Crypto supporters said the provision’s wording would seemingly apply to companies that have no ability to collect data on users, such as cryptocurrency miners, and could push a swath of the industry overseas.
Grassroots effort
The provision caught lobbyists by surprise and spurred a heated grassroots effort. Fight for the Future, a nonprofit digital advocacy group, created a website that it said helped coordinate tens of thousands of calls to lawmakers. Senior crypto executives, such as Square Inc. chief executive officer Jack Dorsey and Coinbase Global Inc. CEO Brian Armstrong tweeted in support of changing the provision. When it became apparent that the only road to victory was a unanimous consent vote, crypto lobbyists tried to coordinate to gather intelligence from all 100 Senate offices to ensure that no lawmaker would object.
“We’ve known for a long time that we are under-resourced and understaffed,” said Blockchain Association executive director Kristin Smith, who said her advocacy group last year had a budget that was about 1% of that of the American Bankers Association. “What the crypto industry has woken up to is that they need to invest in Washington.”
The Senate was expected to pass the infrastructure bill on Tuesday morning. Crypto advocates will have a chance to change the provision in the House of Representatives when it takes the bill up in September but could face an uphill climb due to procedural issues.

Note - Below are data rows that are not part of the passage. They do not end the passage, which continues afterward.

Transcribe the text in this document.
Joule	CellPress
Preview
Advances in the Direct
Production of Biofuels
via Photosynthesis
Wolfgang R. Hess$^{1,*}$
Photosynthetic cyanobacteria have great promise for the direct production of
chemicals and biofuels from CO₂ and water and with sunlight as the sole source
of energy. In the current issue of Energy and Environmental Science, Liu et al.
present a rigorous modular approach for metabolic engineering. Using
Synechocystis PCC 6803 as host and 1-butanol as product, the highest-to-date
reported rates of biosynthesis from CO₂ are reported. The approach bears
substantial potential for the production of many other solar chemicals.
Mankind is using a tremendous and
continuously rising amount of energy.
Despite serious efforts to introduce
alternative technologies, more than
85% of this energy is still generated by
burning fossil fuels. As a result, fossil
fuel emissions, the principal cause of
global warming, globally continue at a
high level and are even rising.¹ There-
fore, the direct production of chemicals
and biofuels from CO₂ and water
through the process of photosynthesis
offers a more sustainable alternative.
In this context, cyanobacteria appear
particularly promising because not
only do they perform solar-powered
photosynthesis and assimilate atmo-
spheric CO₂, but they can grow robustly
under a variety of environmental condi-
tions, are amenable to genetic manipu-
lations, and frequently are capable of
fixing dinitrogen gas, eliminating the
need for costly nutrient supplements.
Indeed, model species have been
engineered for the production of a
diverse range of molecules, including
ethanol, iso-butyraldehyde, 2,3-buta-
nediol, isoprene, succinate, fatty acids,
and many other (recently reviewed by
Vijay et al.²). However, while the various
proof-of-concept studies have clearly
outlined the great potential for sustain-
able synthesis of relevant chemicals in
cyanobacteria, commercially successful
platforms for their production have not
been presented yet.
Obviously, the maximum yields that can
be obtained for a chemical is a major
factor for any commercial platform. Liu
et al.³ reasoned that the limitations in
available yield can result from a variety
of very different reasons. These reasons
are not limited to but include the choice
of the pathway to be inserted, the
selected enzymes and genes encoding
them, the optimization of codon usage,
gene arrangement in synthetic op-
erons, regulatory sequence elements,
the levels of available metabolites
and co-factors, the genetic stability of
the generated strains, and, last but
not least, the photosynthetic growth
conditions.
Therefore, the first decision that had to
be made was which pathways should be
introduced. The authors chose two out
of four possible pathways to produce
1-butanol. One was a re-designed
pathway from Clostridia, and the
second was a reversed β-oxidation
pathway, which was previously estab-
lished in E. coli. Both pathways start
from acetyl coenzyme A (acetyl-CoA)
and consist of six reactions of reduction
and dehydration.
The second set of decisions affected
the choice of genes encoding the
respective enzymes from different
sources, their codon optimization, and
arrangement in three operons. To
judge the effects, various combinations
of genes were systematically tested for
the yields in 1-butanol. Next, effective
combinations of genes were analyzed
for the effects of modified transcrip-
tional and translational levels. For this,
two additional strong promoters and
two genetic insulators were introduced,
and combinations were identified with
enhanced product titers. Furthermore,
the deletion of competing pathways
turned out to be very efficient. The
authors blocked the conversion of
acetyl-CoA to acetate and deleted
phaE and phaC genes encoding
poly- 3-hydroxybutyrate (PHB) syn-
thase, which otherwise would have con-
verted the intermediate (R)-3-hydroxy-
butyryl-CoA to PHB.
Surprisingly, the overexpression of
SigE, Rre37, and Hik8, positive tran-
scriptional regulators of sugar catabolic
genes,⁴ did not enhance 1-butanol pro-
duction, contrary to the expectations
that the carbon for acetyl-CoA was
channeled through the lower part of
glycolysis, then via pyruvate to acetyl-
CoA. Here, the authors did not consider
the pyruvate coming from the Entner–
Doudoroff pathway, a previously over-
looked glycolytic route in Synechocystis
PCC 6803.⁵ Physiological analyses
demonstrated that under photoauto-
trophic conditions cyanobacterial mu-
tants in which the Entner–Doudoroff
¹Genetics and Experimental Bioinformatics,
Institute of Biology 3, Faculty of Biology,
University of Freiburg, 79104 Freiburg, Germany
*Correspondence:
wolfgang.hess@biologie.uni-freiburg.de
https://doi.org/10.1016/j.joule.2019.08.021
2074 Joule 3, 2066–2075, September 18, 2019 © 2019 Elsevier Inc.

Then the lobbying battle will move to the Internal Revenue Service as it writes rules to implement the law, a process that could take years. Some lawmakers have said that they don’t interpret the crypto provision to encompass as many companies as the industry fears.
The loss wasn’t a total failure for the crypto industry. Were it not for arcane rules of Senate procedure and a limited time span in which to fight, industry executives very well might have succeeded. They also found unexpected allies, such as Senate Finance Committee Chairman Ron Wyden, a progressive who has authored a wide array of tax proposals to increase levies on corporations and wealthy Americans.
The Oregon Democrat, whose committee has jurisdiction over tax issues, argued that crypto entities and investors needed fewer reporting rules than were included in the original bill — not more — an argument that’s in stark contrast to many of his other proposals that would give the IRS access to more taxpayer data.
Wyden has repeatedly said that his less-strict approach would still prevent people from using crypto to evade taxes and launder money. But he ultimately said he couldn’t agree to a bipartisan compromise amendment that five other senators supported. He said in a tweet that the deal “is certainly better than the underlying bill,” but that he doesn’t believe that the language goes far enough to “protect privacy and security.”
Potential ally
Wyden could prove to be a valuable ally for the crypto community as Washington increasingly looks to regulate and tax the emerging technology.
The silver lining is that “we found out who in the Senate is interested in this subject who maybe previously didn’t know anything about it,” Senator Lummis, who co-founded the Financial Innovation Caucus, told reporters Monday.
Some crypto lobbyists said they must amp up their efforts to avoid similar pitfalls in the future.
“This past week’s fire drill is directly related to the industry’s failure to be fully plugged in to the public policy process,” said Michelle Bond, CEO of the Washington-based Association for Digital Asset Markets, a self-governing association. Bond called the grassroots efforts “nothing short of spectacular” but said the industry needs to better collect intelligence to catch similar provisions earlier in the process.
Smith of the Blockchain Association said her trade group will try to use the firestorm over the crypto provision to get more lawmakers engaged on their industry’s issues.